Importantly, the arguments and case studies presented in the book are built on ethnographic and auto-ethnographic work in the investment industry spanning several years in four cities (Paris, Zurich, Frankfurt, London) and 451 in-depth interviews with investment management industry employees in those locations as well as Edinburgh, New York, and other places in the US and Canada. Our ethnographic field research allows us to provide a thorough analysis of the asset management industry from a social science perspective and brings insights that could not be obtained by a purely theoretical work.

For example, one part of our study focuses on attempts by a number of links in the chain to pressure the US subsidiary of a French automotive manufacturer to recognize unions at its plants and improve working conditions there. In unprecedented meetings, fund managers, pension fund trustees, representatives of different French unions, French politicians, and US workers came together to try to work out a way to use a shareholding in the car company to bring about meaningful change in line with responsible investment objectives. What ensued, however, was a demonstration of the difficulty of moving the chain due to the constraints intermediaries impose on each other through their relationships. The fund managers would only act on instructions from the clients; the clients, as represented by the pension fund trustees, did not want to do anything that might contradict their legal duties; the politicians were unsure whether they could bring about pressure on an American subsidiary; the unions were focused on getting the best deal for French workers.

In another chapter we show how the investment management division of a Frankfurt bank formed a new ‘quant’ team. Reacting to the external expectations set by clients, investment consultants and competitors, the division’s managers decided they need a new, quantitative, ‘rigorous’, ‘scientific’ approach alongside their existing ‘fundamental’ method. In other words, the establishment of this quantitative department was driven by marketing, precisely because it could help to present the fund managers’ work as more rigorous and scientific. Clients such as pension funds, and the investment consultants who advise them, want to hear about rigour and ‘process’, a theme we came across time and time again in our research.

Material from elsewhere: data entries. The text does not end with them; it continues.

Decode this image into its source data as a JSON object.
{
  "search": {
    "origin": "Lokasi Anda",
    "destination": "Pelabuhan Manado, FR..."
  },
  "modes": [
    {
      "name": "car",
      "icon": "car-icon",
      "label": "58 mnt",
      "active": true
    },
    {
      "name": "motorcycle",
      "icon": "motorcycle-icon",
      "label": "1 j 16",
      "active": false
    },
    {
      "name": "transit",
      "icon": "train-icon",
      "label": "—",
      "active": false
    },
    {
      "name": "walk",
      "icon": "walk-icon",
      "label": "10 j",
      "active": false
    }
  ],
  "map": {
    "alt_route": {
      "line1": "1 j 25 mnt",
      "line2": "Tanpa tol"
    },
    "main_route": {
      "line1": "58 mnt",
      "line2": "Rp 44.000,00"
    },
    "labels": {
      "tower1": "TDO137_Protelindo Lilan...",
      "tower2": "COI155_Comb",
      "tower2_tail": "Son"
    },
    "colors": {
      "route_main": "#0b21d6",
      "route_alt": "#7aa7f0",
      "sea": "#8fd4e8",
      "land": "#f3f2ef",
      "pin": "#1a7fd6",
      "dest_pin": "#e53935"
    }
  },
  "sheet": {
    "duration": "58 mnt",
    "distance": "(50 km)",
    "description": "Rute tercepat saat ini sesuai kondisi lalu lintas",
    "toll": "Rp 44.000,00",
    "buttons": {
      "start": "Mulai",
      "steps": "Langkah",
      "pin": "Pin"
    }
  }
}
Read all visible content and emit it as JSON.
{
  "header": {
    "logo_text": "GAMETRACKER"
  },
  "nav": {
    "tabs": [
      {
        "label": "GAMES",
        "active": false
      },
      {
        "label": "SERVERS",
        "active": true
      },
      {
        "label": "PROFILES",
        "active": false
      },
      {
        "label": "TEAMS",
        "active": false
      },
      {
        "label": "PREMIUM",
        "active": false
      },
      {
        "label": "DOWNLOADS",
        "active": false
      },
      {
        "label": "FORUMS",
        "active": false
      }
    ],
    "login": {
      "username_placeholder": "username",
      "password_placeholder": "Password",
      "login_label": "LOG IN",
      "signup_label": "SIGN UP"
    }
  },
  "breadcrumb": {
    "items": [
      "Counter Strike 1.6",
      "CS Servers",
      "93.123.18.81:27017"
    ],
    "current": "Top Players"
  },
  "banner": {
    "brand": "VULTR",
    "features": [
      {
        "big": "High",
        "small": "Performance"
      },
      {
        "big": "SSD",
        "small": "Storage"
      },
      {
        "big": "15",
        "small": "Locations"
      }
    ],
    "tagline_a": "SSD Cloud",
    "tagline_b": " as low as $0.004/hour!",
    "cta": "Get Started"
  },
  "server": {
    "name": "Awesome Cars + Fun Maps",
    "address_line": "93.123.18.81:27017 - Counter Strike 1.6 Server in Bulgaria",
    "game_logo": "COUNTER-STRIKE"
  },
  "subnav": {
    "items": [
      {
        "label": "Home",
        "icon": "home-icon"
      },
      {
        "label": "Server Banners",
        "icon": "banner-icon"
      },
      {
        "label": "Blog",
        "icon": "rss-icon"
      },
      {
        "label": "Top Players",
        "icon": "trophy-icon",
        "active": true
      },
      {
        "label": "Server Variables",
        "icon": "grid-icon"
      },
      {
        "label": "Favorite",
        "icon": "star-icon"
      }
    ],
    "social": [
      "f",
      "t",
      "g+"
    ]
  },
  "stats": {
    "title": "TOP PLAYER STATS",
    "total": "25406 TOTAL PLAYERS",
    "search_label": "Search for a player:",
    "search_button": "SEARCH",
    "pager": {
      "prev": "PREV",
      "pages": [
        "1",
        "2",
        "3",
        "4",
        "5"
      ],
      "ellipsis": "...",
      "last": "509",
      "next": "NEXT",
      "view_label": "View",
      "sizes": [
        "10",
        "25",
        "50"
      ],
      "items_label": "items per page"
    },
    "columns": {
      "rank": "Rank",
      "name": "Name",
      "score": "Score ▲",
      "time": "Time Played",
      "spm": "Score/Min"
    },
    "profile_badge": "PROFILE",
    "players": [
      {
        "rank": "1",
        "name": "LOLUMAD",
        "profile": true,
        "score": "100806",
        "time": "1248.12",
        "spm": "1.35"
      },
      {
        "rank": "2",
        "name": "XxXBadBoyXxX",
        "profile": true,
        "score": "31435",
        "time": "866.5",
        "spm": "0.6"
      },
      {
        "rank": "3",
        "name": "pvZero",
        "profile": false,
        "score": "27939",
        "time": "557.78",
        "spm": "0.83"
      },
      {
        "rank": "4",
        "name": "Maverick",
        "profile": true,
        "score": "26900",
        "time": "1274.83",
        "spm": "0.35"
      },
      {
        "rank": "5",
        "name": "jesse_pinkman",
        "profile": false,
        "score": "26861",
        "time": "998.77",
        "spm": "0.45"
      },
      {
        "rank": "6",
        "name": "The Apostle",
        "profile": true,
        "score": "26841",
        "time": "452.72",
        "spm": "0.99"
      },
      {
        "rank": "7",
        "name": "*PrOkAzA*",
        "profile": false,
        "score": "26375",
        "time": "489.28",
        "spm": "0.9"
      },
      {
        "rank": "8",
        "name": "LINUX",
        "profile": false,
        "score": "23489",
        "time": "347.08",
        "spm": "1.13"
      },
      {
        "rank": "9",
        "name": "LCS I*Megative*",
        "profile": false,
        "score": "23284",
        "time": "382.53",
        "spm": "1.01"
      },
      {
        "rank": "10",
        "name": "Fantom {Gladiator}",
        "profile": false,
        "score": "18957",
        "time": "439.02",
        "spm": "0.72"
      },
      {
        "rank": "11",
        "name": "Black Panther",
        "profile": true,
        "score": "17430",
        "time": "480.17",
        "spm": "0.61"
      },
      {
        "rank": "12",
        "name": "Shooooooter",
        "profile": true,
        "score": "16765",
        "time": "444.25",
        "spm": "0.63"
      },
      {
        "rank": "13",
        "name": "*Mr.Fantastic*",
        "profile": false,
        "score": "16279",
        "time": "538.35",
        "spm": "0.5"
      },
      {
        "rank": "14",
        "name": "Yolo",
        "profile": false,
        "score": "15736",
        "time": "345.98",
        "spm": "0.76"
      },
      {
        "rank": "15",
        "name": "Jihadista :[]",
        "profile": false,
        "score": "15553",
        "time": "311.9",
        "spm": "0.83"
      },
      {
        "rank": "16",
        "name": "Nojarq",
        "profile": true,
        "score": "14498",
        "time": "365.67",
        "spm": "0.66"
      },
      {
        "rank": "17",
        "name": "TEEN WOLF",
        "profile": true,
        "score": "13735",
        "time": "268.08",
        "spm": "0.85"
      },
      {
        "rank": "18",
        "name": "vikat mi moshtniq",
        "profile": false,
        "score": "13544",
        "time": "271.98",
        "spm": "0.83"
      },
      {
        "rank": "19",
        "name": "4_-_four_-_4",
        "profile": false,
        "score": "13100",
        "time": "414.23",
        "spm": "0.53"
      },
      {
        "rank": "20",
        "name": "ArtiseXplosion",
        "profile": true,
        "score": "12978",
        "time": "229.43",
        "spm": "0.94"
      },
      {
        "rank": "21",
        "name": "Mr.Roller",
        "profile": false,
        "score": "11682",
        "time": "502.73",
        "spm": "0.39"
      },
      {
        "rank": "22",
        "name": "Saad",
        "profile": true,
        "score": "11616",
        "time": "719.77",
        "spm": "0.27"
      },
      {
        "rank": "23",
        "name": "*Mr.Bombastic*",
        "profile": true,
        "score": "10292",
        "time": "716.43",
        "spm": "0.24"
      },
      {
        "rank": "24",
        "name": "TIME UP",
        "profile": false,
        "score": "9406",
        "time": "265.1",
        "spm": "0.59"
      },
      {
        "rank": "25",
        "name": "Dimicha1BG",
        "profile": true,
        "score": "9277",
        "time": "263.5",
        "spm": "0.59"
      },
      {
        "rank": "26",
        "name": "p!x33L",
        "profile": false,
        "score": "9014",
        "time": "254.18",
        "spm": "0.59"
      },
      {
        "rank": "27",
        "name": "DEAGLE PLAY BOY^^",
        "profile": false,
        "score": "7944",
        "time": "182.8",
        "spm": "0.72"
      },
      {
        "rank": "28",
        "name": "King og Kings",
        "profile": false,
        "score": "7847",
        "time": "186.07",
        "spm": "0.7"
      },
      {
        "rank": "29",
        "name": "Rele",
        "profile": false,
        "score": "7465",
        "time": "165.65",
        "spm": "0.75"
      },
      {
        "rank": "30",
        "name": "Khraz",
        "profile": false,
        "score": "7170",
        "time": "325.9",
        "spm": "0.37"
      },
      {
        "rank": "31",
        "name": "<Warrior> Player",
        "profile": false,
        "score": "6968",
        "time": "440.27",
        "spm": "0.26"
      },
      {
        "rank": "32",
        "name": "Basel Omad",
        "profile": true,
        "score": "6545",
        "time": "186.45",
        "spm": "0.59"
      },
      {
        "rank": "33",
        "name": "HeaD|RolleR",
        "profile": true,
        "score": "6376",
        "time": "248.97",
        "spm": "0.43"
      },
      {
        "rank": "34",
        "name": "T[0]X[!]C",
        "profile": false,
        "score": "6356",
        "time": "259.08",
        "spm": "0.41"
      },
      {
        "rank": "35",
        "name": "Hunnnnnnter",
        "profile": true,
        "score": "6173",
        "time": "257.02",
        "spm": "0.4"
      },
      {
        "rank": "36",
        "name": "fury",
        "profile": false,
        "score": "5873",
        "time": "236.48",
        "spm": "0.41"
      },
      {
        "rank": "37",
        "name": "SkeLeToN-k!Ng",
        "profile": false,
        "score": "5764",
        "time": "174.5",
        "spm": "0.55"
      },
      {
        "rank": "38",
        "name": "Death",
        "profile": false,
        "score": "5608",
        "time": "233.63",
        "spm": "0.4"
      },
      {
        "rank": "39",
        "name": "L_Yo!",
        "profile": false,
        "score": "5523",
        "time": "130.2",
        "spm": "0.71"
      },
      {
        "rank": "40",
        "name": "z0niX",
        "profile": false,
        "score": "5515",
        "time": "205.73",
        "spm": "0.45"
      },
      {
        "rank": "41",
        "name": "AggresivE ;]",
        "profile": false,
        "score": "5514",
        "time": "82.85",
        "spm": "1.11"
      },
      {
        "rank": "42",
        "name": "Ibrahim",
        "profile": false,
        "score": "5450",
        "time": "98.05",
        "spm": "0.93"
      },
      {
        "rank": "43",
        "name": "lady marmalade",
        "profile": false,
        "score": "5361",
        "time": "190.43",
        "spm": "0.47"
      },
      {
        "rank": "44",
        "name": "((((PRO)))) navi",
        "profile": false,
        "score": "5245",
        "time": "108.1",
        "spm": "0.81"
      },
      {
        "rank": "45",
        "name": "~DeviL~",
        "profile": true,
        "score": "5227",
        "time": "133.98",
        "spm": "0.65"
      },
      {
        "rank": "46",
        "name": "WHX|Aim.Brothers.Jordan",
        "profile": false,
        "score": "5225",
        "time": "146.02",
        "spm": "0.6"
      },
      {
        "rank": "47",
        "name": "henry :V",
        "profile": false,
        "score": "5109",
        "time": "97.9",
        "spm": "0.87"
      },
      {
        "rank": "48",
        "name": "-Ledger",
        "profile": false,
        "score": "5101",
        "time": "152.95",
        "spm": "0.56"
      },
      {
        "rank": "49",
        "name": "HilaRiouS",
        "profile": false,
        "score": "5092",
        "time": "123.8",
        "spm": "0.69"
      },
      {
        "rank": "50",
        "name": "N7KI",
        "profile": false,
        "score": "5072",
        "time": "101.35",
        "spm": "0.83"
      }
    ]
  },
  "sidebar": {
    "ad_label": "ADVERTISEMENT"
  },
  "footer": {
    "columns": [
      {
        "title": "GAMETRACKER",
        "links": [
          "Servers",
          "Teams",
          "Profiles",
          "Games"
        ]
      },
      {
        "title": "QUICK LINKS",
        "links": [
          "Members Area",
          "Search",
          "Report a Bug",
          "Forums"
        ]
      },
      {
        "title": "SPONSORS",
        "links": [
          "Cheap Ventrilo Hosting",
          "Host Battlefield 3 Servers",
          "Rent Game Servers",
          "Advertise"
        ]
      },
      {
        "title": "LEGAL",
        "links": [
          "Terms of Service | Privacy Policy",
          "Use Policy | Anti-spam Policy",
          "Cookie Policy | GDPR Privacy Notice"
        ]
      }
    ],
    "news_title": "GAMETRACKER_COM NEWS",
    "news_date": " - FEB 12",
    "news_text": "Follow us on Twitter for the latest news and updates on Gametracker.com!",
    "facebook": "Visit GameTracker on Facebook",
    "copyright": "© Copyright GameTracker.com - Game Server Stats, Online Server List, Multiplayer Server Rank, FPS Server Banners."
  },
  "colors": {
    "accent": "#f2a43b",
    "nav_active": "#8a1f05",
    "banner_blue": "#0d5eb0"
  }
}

Elsewhere in the book we demonstrate that the client–fund manager relationship is not a simple principal–agent problem, but a multi-faceted, contextually dependent, malleable matter. Institutional investor clients such as pension funds have the power to set the terms of investment to constrain fund managers. Simultaneously, fund managers can also reshape what their clients imagine their interests to be, influencing their clients to align their goals with those of the managers. Moreover, relationships between clients and fund managers (and also brokers/traders and fund managers) are often characterized by reciprocity, loyalty and even amity, not by control and punishment.

Our analysis of an investment chain comes at a time when the view of financial markets as networks is influential. We do not see this as a rival theory. The chain is, however, a way of thinking about financial markets that helps make clearer the character of the various interactions. The concept of the investment chain also allows a complementary approach to the question of where influence resides within finance. The book shows that power lies in the chain and its multiple influences on investment decisions. Last, the book shows that the chain matters to outcomes in financial markets. These include a range of issues with broad societal consequences. Despite the investment chain’s importance, and its ubiquity in official reports across a variety of concerns with financial market operations, the chain is rarely the subject of explicit academic enquiry. It is even less often the subject of public debate. If a poorly functioning investment chain contributes to lower growth, inequality, poor workers’ rights, and a hotter planet, its functioning should be a matter of urgent academic and political enquiry. This book is a first step towards this direction, one we hope more researchers and practitioners will follow.